Identity theft can wreak havoc on your credit score if fraudsters open accounts in your name. To safeguard your credit, it’s crucial to implement protective measures. Regularly monitor your credit reports from all three bureaus to catch any suspicious activity early. You can also place a free credit freeze on your reports, preventing new accounts from being opened unless you temporarily lift the freeze.

Client Example:

When 49-year-old Jim noticed unfamiliar accounts on his credit report, he immediately contacted the credit bureaus to dispute the fraudulent information and file an identity theft report. His proactive steps minimized the damage to his credit score. Be cautious about sharing personal or financial details online or over the phone. Utilize strong passwords and enable two-factor authentication whenever possible to secure your accounts.

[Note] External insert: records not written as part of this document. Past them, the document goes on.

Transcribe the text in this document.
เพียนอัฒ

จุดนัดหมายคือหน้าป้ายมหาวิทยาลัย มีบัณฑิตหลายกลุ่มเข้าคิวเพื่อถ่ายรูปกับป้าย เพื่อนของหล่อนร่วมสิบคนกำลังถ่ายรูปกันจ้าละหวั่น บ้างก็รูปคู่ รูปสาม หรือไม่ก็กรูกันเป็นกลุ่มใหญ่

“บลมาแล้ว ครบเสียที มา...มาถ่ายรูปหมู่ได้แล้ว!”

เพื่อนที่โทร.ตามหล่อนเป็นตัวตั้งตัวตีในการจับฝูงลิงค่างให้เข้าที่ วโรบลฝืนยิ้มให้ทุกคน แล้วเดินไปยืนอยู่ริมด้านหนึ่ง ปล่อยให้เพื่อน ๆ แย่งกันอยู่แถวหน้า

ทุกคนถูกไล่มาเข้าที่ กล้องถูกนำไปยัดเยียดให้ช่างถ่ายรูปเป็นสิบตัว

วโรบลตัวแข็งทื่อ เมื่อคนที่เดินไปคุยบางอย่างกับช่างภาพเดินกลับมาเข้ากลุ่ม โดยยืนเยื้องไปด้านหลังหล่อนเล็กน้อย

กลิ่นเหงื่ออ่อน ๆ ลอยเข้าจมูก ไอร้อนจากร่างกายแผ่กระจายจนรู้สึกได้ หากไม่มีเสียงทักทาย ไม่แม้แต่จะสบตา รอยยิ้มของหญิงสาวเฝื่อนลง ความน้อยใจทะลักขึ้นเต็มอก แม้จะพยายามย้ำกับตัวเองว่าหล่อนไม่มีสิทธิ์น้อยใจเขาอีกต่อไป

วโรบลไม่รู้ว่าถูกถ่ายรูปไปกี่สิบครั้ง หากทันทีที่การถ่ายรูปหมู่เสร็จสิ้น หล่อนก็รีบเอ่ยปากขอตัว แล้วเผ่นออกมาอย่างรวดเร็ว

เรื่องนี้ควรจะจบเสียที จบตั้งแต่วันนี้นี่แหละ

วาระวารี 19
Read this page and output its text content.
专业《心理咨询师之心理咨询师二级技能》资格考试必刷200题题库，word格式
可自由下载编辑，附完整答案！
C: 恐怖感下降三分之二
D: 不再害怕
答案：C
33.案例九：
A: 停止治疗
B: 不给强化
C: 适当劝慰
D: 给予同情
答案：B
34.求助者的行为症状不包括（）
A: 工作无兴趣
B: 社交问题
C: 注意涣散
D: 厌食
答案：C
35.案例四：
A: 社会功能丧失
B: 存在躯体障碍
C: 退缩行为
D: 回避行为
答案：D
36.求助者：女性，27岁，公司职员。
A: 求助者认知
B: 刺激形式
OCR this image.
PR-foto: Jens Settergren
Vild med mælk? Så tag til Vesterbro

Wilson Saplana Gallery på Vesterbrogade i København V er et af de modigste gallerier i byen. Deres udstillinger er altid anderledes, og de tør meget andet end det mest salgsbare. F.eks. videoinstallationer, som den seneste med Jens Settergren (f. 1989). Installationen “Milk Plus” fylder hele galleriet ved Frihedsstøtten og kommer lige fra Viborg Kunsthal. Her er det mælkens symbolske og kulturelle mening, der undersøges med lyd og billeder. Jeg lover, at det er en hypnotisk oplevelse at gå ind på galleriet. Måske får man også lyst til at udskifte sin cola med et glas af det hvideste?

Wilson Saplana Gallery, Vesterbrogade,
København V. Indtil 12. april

The Importance of Credit Report Errors

Even a small error on your credit report, such as an incorrect credit limit or a payment incorrectly marked as late, can negatively impact your credit score. That’s why it’s essential to review your reports from all three major credit bureaus at least once per year. If you find any inaccuracies, no matter how minor they may seem, file official disputes with the appropriate credit bureau(s) to get the errors corrected.

Client Example:

Sandra, 51, was struggling to qualify for a mortgage due to her credit score being lower than expected. Upon carefully reviewing her reports, she noticed one credit card account was showing a $500 balance, when in fact, she had paid it off months ago. Sandra filed a dispute, got the error fixed, and saw her credit score increase within the next credit cycle.

Should You Consider Professional Credit Repair Services?

While it’s possible to repair your credit on your own, the process can be time-consuming and overwhelming, especially if you’re dealing with multiple negative marks. Professional credit repair companies can handle the disputes and negotiations on your behalf, potentially expediting the process.

However, it’s crucial to exercise caution when selecting a credit repair service. Research reputable companies with positive customer reviews and transparent pricing structures. Avoid any companies that make unrealistic promises or engage in unethical practices.